A Reader Recommends: Jessica Khoury
- Jacque Stevens

- 4 days ago
- 2 min read
Khoury was first introduced to me on a podcast where she was called a Fantasy Worldbuilding Expert (very official). I like fantasy with good worldbuilding, and her Mystwick books were being pushed by Audible around the same time, so I decided to give her a try.
Mystwick is an upper middle grade magical academy series along the lines of Harry Potter, and I loved it. I made my sister listen to it with their kids, and they all loved it too. I especially recommend the audio edition because music and magic are intertwined in this world, so there is background instrumental music added to the audiobook that really adds to the experience.

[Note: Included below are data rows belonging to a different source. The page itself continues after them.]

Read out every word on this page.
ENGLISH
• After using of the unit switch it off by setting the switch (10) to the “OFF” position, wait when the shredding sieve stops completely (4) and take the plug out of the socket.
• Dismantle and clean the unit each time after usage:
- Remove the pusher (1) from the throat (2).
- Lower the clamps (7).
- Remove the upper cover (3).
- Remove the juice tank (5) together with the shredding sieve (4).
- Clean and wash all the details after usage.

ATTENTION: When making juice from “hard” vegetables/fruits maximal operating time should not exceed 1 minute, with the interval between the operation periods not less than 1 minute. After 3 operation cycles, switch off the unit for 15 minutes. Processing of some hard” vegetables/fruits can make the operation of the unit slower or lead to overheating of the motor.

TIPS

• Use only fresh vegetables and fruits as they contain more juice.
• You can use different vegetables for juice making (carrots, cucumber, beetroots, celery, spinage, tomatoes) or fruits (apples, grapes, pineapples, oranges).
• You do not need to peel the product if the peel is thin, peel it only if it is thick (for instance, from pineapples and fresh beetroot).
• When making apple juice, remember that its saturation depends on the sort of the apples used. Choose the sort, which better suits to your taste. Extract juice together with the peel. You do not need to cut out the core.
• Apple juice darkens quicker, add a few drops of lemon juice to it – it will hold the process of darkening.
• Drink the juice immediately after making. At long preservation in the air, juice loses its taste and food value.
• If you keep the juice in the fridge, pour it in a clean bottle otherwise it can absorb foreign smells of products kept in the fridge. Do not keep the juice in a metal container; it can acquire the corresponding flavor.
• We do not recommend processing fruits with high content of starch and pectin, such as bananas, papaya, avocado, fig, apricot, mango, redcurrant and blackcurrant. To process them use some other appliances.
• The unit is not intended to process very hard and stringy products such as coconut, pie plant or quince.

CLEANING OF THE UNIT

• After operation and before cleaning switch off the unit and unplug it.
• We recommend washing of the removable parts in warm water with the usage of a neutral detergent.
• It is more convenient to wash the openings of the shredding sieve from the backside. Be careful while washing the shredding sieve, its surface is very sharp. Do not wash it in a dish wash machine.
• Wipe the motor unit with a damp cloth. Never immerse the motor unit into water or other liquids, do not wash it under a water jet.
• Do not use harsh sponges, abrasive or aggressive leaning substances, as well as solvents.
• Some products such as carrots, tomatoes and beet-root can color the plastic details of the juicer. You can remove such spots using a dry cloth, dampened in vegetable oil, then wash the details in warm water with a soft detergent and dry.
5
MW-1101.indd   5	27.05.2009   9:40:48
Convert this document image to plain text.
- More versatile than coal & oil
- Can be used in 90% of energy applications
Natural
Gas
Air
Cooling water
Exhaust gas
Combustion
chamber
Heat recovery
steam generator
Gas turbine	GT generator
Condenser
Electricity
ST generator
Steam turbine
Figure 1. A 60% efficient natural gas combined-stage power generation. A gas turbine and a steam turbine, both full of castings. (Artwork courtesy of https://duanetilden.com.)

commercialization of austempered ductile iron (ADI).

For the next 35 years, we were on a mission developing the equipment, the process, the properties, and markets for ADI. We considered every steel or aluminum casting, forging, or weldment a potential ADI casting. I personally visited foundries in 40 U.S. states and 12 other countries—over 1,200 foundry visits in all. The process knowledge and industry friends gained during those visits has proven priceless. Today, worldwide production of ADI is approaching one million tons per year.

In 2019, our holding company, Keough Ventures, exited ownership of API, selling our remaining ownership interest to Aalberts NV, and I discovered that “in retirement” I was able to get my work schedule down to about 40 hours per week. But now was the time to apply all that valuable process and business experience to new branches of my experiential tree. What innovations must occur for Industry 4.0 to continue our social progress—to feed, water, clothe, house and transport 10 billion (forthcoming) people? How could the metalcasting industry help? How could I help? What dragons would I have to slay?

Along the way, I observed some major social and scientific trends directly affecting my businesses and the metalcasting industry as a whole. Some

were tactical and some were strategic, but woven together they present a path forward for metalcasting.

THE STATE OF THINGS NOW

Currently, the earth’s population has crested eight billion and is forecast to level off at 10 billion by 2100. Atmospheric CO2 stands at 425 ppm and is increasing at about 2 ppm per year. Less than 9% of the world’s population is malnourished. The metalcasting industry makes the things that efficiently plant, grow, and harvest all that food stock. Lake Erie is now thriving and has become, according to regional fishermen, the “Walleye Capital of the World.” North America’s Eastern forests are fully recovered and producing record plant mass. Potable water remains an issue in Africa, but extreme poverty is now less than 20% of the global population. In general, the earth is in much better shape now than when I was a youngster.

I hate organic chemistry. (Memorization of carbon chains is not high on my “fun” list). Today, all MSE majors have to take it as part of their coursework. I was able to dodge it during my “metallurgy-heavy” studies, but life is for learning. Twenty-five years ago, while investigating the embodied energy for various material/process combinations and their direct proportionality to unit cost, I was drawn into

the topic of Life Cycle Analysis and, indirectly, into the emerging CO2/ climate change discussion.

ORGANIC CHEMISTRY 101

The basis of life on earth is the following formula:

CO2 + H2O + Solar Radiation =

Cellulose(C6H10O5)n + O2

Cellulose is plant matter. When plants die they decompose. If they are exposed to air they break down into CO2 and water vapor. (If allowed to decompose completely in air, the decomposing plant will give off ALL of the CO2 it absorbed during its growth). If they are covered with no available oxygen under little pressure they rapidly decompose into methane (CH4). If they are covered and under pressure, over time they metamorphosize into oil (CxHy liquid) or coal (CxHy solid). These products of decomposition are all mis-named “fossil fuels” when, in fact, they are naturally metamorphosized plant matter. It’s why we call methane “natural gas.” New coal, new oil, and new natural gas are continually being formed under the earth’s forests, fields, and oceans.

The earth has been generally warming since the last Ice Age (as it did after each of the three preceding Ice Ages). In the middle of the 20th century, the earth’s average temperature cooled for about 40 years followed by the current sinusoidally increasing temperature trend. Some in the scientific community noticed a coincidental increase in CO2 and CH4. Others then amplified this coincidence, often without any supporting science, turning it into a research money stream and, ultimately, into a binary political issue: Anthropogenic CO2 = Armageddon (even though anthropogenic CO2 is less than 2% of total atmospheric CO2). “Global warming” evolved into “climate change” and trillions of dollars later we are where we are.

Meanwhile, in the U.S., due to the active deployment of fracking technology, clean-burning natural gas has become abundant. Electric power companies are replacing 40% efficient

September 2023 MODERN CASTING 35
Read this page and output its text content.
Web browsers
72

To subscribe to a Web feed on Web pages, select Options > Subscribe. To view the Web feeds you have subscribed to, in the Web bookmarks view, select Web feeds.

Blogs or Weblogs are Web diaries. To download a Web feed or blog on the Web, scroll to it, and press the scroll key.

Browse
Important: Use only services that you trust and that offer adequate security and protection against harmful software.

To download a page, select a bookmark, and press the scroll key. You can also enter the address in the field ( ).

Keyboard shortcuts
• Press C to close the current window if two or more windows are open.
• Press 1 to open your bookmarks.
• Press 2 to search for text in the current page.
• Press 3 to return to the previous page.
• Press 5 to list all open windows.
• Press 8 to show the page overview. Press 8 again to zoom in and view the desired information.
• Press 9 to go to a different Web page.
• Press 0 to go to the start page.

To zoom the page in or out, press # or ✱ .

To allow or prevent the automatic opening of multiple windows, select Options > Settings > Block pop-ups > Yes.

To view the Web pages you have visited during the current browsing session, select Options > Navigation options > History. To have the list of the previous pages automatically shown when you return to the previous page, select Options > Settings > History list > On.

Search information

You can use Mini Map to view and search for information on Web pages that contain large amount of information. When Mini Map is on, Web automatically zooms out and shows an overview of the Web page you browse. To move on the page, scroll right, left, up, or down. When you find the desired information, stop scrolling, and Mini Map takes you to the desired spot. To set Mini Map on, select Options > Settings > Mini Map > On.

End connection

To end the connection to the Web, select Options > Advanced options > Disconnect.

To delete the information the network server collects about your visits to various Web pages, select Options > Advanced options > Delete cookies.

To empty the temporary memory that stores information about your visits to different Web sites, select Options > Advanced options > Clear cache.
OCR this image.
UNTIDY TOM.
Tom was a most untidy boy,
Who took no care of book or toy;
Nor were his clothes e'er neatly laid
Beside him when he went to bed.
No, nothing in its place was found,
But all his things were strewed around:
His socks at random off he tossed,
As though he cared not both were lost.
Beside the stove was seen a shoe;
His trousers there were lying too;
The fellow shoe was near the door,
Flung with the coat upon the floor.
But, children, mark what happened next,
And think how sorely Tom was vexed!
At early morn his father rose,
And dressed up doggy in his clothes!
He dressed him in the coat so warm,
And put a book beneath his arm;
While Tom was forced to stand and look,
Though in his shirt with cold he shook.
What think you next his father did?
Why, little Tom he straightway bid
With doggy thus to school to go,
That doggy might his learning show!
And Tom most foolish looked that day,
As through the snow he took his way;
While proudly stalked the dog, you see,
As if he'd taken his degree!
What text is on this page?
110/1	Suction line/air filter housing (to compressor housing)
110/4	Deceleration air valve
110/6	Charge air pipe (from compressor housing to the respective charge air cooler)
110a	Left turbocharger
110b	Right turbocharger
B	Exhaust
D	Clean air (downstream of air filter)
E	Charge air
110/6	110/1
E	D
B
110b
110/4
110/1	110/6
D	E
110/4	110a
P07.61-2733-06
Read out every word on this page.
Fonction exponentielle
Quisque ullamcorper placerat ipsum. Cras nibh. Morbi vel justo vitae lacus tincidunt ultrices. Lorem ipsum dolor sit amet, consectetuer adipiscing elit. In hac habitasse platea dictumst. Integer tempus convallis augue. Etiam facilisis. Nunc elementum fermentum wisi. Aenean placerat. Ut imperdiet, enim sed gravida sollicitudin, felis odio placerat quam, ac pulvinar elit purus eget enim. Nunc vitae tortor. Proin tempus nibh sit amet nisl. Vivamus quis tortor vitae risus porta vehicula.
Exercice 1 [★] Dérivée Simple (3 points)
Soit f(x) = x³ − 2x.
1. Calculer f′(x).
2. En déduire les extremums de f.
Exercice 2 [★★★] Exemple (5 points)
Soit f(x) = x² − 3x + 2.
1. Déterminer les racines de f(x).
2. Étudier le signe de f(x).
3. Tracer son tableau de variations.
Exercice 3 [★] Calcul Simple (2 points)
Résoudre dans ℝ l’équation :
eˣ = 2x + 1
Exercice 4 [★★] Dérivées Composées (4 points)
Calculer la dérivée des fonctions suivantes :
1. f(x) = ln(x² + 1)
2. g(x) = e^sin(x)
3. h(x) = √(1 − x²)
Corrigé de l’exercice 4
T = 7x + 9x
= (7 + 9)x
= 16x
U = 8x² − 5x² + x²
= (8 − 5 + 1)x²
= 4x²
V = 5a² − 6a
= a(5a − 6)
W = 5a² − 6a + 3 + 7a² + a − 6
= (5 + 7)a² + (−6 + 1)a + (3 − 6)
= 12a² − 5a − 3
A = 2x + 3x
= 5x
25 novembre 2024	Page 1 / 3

I have also read two of her Young Adult novels. The Forbidden Wish (an Aladdin retelling that I highly recommend) and most recently, The Moor Witch.

The Moor Witch begins with Rose, a young witch in a desperate situation. She uses an unknown spell (with cool weaving magic) to defend herself and inadvertently summons a hot fae. But before anyone gets too excited, they should know that the hot fae in this book are not just eye candy. Rose gets trapped into a bargain, and years later, she faces the consequences. She has to help the fae find a way back to the fae realm, or lose all her magic and probably her life (especially since her life currently revolves around her magic).
And standing in her way is a hot Scottish laird who hates magic.
Drama ensues!
I loved the way the fae were handled in this book. The magical weaving was cool, and yes, Khoury is still just all-around awesome at fantasy worldbuilding. She is also very good at building characters with complimentary arcs to match all the enemies to lovers, opposites attract vibes we have going here.
I did get a bit lost on some of the finer points of character backstory and all the twisty reveals she has in here, but that could just be me being slow.
The overall story is great, and the romance is clean (stops at making out and some innuendo). The Moor Witch is a complete standalone, but I’ll be on the lookout for more books from Khoury in the future.
Especially the next Mystwick audiobook, please and thank you!